For the past year, I’ve been hearing talk about a possible upcoming recession, specifically one that will supposedly happen when many of us will be fresh out of college (around 2022 to 2024). If I’m being completely honest, I didn’t entirely know what this meant or how an upcoming recession would affect me and my peers. So, I decided to delve deeper into the issue.
Essentially, a recession is when the economy starts to shrink rather than grow, meaning it’s declining. There are five factors that could be economic indicators of a recession: real gross domestic product or RGDP (a measure of the total output produced by a nation domestically within a given period of time), employment, income, manufacturing, and retail sales. If any of these five factors are decreasing, it could mean that a recession is looming. Growth of the economy can still be positive, but its growth declines at a significant rate.

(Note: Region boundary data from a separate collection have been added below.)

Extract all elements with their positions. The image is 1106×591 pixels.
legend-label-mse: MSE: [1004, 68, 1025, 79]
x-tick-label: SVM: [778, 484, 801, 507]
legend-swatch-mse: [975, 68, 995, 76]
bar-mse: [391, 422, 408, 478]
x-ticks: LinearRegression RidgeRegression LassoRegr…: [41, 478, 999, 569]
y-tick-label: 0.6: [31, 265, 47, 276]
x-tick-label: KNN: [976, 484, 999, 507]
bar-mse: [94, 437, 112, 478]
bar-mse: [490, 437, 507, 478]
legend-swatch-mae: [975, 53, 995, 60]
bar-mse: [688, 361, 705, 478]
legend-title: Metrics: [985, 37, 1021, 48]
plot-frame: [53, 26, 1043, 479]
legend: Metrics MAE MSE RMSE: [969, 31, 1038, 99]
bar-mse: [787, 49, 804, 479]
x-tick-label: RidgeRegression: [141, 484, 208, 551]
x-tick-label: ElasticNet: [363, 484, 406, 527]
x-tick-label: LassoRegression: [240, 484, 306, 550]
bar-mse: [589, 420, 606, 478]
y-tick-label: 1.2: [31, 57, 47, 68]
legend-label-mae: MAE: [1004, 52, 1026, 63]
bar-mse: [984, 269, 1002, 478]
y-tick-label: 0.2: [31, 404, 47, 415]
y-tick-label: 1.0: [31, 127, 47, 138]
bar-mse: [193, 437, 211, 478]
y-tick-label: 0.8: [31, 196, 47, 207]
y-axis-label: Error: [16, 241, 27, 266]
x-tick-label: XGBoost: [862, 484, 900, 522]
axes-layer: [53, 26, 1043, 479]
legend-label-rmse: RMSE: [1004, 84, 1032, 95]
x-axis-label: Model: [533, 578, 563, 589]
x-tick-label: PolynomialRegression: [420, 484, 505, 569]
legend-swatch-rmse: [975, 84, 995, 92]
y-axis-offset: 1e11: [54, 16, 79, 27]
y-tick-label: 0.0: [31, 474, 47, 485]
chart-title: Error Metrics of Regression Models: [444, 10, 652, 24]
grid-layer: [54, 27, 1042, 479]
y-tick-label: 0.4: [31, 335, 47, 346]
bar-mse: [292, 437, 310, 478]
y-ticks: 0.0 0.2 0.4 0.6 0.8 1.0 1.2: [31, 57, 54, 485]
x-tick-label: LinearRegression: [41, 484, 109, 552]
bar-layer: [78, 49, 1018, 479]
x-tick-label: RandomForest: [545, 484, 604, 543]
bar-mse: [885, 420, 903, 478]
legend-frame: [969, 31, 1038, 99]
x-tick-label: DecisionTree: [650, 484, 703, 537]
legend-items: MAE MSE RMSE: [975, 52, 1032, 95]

Yes, all of this does sound a little intimidating. But what I really wanted to know was how a recession affects the people in our country as a whole? To start, the primary reason why recessions are so destructive is that many people lose jobs. Since the unemployment rate rises, consumers start making fewer purchases, causing businesses to go bankrupt from insufficient demand. Additionally, people who can’t afford to pay off their mortgages lose their homes. College students are also strongly affected because it becomes increasingly more difficult to find an ample job after college as companies hire fewer workers.
When students graduate in a recession, they essentially start at a lower playing field than those who enter the job market when the economy is growing. Recessions lead the former graduates to land smaller, lower-paying jobs initially. As a result, they typically catch up to their peers by changing jobs very frequently. Those who graduate during this time of economic hardship start out working at smaller firms with smaller wages. That essentially means that if we graduate in a recession, we’ll experience large earnings losses. To make matters worse, employees are affected differently, with those who directly enter the labor market affected the most rather than those with previous work experience.
In a news feature by NewsChannel5, reporters expand on the notion of millennials being held down by accumulating student loans and the job market.
The effects of the critical issue of wage and ability disparities are also called to attention when it comes to unemployment during a recession. In short, it’s easier for those who are wealthier and can afford a good higher education to land jobs than those who aren’t. Companies look to hire graduates with money rather than ones with a lower socioeconomic status.
The effects of a recession are pretty detrimental, but fortunately, the upcoming one is said to have less dire consequences. All we can do now is try to be as best prepared as we can for what’s to come in the future. Through this experience of learning about this, I’m especially thankful that Northeastern has co-op and I’m able to be a little less fearful!